Julia Roberts was on Friday, but this news stole the show:
From the Chicago Sun Times:
Will Oprah's invitation put an end to Letterman feud?
December 13, 2003
BY PHIL ROSENTHAL TELEVISION CRITIC
Now it's Oprah Winfrey's turn to make David Letterman squirm.
Saying he's worried Winfrey will make him "break down and sob like a little girl," Letterman is weighing an invitation to come to Chicago to visit one of his favorite punch lines on her own turf.
Letterman revealed the offer to appear on "The Oprah Winfrey Show" on Friday's telecast of CBS' "Late Show With David Letterman," and a spokeswoman for Winfrey confirmed the invite. It's the latest salvo in the apparent show-biz feud between the talk-show titans.
"So what we're hearing now is that Oprah no longer hates me," Letterman said during Thursday's taping.
Winfrey told Time magazine in its Dec. 15 issue that she won't go on Letterman's late-night show because she's been "completely uncomfortable" as "the butt of his jokes" in previous appearances.
Letterman baited her again this week, proposing she come on his show for an "hour of healing" he mockingly dubbed "the Super Bowl of Love." Winfrey protege Dr. Phil McGraw supposedly would "come out first and straighten me out, because the problem is me," Letterman said. "I have an attitude problem. There is something wrong with me. And then, when he feels it's safe, Oprah will come out ... and then the love will explode. ... Oprah and I will embrace. Oprah and I will kiss."
So Winfrey got wise and put Letterman on the spot with her own offer. Letterman has not yet accepted.
"While I'm gratified on the one hand, I'm a little concerned about this," Letterman, who has agreed to only a handful of TV and print interviews in the last seven years, told bandleader Paul Shaffer. "It can't possibly happen because that would screw up the Super Bowl of Love.
"Because here's what would happen: I would go on the 'Oprah' show, and I would break down and sob like a little girl. ... I don't want to have that happen. I'd feel ridiculous. I'd never be able to live that down, that Oprah would make me sob, Oprah handing me a tissue."
Back in late 2001 and early 2002, Letterman had a nightly routine in which he made sport of claiming he wanted to be booked on Winfrey's show. She ignored his on-air pleas.
Over the years, Letterman has had fun with everything from Winfrey's weight to her O magazine to her film "Beloved." A running "Late Show" gag is to have two stagehands perform deadpan readings of transcripts from Winfrey's syndicated daytime show.
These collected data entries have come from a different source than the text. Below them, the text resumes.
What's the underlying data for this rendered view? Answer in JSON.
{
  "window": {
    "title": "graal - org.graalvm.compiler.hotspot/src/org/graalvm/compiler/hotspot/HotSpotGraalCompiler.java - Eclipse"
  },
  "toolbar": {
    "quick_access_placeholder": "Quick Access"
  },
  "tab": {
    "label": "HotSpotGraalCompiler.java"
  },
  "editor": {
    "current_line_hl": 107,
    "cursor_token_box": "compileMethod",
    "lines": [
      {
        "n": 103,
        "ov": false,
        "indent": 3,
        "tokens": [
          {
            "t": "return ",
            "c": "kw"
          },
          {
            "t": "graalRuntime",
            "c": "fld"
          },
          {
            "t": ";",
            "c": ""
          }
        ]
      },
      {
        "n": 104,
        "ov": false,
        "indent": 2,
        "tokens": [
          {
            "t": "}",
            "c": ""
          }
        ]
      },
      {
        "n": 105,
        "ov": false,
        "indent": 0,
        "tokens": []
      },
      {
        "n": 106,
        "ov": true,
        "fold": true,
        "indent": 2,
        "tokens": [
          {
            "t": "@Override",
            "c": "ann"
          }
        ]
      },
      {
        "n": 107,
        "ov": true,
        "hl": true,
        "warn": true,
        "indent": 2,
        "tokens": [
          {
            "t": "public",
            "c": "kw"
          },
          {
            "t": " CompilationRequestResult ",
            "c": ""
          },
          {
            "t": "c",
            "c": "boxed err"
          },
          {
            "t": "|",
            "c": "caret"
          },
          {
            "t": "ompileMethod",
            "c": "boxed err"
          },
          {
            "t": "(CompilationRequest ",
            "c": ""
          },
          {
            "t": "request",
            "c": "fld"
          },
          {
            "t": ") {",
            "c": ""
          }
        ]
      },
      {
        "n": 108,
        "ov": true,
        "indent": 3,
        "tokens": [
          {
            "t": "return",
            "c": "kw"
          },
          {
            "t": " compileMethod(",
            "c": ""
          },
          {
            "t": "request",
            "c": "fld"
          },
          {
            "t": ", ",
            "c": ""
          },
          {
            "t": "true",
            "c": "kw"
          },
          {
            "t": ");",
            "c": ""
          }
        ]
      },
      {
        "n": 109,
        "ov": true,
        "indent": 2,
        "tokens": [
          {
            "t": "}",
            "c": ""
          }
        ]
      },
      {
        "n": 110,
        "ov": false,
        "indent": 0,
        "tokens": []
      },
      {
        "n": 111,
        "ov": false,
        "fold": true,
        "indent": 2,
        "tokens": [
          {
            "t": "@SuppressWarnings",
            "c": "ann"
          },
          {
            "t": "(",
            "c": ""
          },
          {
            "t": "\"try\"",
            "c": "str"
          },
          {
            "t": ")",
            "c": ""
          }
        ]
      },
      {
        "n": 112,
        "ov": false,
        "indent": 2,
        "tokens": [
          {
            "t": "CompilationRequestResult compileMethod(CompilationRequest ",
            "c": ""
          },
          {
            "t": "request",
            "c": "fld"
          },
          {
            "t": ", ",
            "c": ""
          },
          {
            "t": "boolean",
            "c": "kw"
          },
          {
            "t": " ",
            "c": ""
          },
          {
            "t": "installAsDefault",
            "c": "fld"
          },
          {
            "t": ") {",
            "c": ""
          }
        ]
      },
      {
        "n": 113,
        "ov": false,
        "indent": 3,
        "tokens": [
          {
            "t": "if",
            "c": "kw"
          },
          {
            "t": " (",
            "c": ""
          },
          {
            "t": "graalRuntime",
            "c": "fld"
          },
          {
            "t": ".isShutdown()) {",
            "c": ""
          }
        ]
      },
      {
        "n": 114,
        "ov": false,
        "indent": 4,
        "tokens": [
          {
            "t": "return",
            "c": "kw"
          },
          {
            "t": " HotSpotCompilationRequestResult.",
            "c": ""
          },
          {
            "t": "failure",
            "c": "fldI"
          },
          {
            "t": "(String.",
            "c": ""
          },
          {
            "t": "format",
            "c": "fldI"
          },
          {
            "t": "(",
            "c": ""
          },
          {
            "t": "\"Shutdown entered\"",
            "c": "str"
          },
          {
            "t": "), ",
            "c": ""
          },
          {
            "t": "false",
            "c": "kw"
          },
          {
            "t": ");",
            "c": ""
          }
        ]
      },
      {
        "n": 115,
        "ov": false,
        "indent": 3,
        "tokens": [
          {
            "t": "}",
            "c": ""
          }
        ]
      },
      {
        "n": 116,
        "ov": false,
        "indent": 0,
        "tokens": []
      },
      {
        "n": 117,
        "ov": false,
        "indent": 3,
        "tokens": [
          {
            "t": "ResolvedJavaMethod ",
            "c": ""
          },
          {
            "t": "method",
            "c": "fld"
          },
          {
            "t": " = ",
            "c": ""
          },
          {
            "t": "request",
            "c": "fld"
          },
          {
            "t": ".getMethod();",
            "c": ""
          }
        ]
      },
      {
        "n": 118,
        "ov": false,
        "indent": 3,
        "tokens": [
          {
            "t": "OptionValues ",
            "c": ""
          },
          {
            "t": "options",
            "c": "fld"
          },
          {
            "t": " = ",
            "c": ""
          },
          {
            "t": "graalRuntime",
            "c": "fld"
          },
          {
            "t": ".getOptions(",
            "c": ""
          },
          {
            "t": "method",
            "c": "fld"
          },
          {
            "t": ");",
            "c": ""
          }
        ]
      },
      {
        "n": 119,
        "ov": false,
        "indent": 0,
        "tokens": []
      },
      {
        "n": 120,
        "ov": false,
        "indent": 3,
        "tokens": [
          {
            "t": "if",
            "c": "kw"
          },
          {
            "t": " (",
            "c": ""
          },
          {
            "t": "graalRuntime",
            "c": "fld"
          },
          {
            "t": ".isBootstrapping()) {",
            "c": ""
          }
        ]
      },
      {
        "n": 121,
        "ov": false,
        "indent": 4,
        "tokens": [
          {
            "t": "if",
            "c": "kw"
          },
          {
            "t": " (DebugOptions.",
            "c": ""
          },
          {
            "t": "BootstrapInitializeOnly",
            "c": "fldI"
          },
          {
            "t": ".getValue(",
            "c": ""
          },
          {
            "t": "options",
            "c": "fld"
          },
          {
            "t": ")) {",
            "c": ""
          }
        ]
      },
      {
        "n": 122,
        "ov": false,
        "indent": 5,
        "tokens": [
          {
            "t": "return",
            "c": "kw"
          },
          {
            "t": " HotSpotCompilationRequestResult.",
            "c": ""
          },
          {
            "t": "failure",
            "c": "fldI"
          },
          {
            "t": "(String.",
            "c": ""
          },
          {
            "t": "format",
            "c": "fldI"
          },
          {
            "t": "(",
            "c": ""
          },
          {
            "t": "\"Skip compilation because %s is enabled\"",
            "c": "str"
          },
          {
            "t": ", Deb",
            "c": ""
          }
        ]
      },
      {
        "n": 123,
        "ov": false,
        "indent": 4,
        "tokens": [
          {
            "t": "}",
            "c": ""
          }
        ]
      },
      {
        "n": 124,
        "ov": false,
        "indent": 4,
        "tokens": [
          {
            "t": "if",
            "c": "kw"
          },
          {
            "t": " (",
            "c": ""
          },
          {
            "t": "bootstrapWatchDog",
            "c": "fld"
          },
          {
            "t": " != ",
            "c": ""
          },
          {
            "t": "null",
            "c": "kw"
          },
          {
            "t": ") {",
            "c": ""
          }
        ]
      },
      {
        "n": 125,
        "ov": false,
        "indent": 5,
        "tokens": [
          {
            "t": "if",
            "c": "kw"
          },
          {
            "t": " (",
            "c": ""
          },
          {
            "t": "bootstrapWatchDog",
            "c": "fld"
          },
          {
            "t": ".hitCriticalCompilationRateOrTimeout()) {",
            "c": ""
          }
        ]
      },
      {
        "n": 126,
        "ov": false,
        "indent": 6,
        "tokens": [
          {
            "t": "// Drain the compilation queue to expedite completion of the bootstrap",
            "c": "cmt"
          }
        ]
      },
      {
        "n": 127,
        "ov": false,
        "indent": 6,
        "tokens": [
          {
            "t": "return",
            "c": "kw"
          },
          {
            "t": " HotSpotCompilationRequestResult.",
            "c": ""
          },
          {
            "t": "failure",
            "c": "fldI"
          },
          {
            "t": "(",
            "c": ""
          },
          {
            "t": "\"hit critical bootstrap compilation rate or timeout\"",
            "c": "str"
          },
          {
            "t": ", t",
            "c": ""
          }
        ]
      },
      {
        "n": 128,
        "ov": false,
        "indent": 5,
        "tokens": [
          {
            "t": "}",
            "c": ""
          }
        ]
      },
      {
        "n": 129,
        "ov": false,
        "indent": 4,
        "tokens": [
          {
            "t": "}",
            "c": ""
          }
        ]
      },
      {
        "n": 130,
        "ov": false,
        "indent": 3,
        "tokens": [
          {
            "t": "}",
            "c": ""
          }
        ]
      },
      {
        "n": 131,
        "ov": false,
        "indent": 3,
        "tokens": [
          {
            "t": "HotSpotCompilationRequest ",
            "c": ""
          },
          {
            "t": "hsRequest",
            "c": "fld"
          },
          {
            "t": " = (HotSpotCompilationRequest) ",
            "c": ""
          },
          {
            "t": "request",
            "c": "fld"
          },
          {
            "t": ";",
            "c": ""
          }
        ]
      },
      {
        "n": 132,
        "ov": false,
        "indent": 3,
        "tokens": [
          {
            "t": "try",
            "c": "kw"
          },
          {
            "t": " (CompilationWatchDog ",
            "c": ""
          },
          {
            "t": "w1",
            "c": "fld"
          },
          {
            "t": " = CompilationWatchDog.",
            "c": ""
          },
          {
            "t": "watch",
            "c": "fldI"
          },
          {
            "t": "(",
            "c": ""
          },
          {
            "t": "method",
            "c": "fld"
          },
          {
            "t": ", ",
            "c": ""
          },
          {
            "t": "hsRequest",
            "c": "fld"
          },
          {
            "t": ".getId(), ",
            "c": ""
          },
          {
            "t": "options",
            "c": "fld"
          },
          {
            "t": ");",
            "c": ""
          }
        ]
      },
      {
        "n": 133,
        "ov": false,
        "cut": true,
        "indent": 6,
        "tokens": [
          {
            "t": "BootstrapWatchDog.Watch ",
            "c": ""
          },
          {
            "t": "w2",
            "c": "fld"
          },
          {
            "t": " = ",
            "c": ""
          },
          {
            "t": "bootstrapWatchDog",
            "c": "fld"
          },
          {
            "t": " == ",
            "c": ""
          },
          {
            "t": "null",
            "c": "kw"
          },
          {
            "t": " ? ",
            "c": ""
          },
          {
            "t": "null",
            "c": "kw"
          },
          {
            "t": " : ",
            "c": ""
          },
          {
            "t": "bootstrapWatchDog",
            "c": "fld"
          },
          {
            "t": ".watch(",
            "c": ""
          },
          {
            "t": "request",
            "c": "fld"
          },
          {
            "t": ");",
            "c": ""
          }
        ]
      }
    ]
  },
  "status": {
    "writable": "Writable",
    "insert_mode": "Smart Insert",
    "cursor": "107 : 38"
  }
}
Letterman's ill-fated 1995 turn as host of the Academy Awards is remembered largely for the way his "Oprah-Uma, Uma-Oprah" introduction of Winfrey to actress Uma Thurman bombed. But he has suggested on-air, perhaps apocryphally, that the relationship between him and Winfrey soured years ago when he stuck Winfrey with his lunch tab at a posh Barbados resort.
Winfrey went so far as to fly to Los Angeles to visit the rival "Tonight Show With Jay Leno" in 1996, when Letterman's "Late Show" was originating from Chicago. Winfrey, however, extended an olive branch of sorts with a gift of children's books for Letterman's newborn son just last month.
The birth of Harry Letterman has seemed to change the first-time father, warmed him up and made him more open and vulnerable on the air as he answers questions about his personal life from guests such as Madonna, Howard Stern and, on Friday, Julia Roberts.
Winfrey wants her shot at him now. It's put up or shut up time for Letterman, all joking aside.
--end--
Paging Studio 23!!![/i]. The coolness factor on your station will be multiplied a million-fold if you start broadcasting The Late Show. Two puny little UHF channels could do it before -- CTV 31 and SBN 21 before that -- surely you could too! It's actually a mystery why you haven't picked it up up to now.